Ce poème, écrit vers 1863, n’a été édité qu’en 1883 dans Les Poètes maudits de Paul Verlaine. Même si, comme de nombreux poètes, Mallarmé était très réservé sur la mise en musique de ses textes poétiques qu’il pensait suffisamment « musicaux » par eux-mêmes, il ne s’est pas opposé au souhait d’un jeune musicien ami de Berthe Morisot, André Rossignol, d’écrire une mélodie sur ses vers.

C’est pour l’édition de cette partition que Maurice Denis réalisa, à la demande du compositeur, cette lithographie qui reprend avec quelques adaptations les principaux éléments évoqués dans le poème : le motif principal en est la fée – sans cependant son « chapeau de clarté » - immense « apparition » dans une vague rue ancienne ; les séraphins en pleurs sont figurés par de jeunes musiciennes dont les archets ont fait place à des harpes.
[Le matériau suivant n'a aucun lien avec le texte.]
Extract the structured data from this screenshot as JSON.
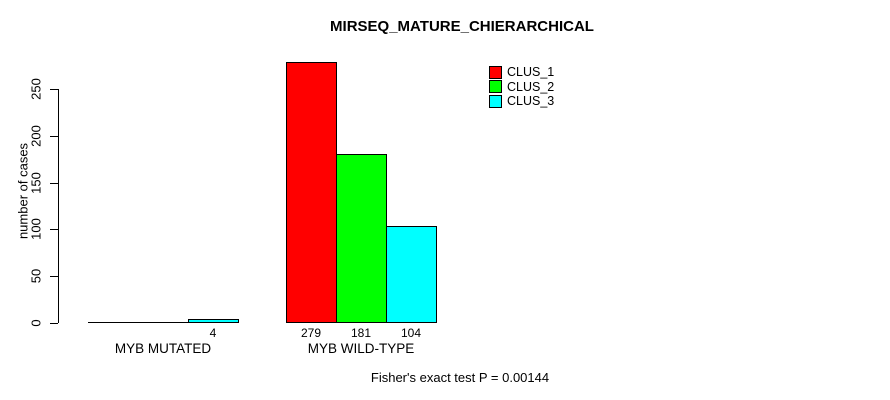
{
  "figure": {
    "background": "#ffffff",
    "text_color": "#000000"
  },
  "chart_data": {
    "type": "bar",
    "title": "MIRSEQ_MATURE_CHIERARCHICAL",
    "ylabel": "number of cases",
    "xlabel": "",
    "ylim": [
      0,
      250
    ],
    "yticks": [
      0,
      50,
      100,
      150,
      200,
      250
    ],
    "grid": "off",
    "categories": [
      "MYB MUTATED",
      "MYB WILD-TYPE"
    ],
    "series": [
      {
        "name": "CLUS_1",
        "color": "#ff0000",
        "values": [
          0,
          279
        ]
      },
      {
        "name": "CLUS_2",
        "color": "#00ff00",
        "values": [
          0,
          181
        ]
      },
      {
        "name": "CLUS_3",
        "color": "#00ffff",
        "values": [
          4,
          104
        ]
      }
    ],
    "bar_value_labels": [
      [
        "",
        "",
        "4"
      ],
      [
        "279",
        "181",
        "104"
      ]
    ],
    "legend_position": "top-right",
    "legend_entries": [
      "CLUS_1",
      "CLUS_2",
      "CLUS_3"
    ],
    "annotation": "Fisher's exact test P = 0.00144"
  }
}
Mallarmé possédait un exemplaire de la partition imprimée avec la couverture de Maurice Denis ainsi que la partition manuscrite d’André Rossignol qui se trouvent actuellement dans une collection privée. 

 

La lune s'attristait. Des séraphins en pleurs
Rêvant, l'archet aux doigts, dans le calme des fleurs
Vaporeuses, tiraient de mourantes violes
De blancs sanglots glissant sur l'azur des corolles.
- C'était le jour béni de ton premier baiser.
Ma songerie aimant à me martyriser
S'enivrait savamment du parfum de tristesse
Que même sans regret et sans déboire laisse
La cueillaison d'un Rêve au cœur qui l'a cueilli.
J'errais donc, l'œil rivé sur le pavé vieilli
Quand avec du soleil aux cheveux, dans la rue
Et dans le soir, tu m'es en riant apparue
Et j'ai cru voir la fée au chapeau de clarté
Qui jadis sur mes beaux sommeils d'enfant gâté
Passait, laissant toujours de ses mains mal fermées
Neiger de blancs bouquets d'étoiles parfumées.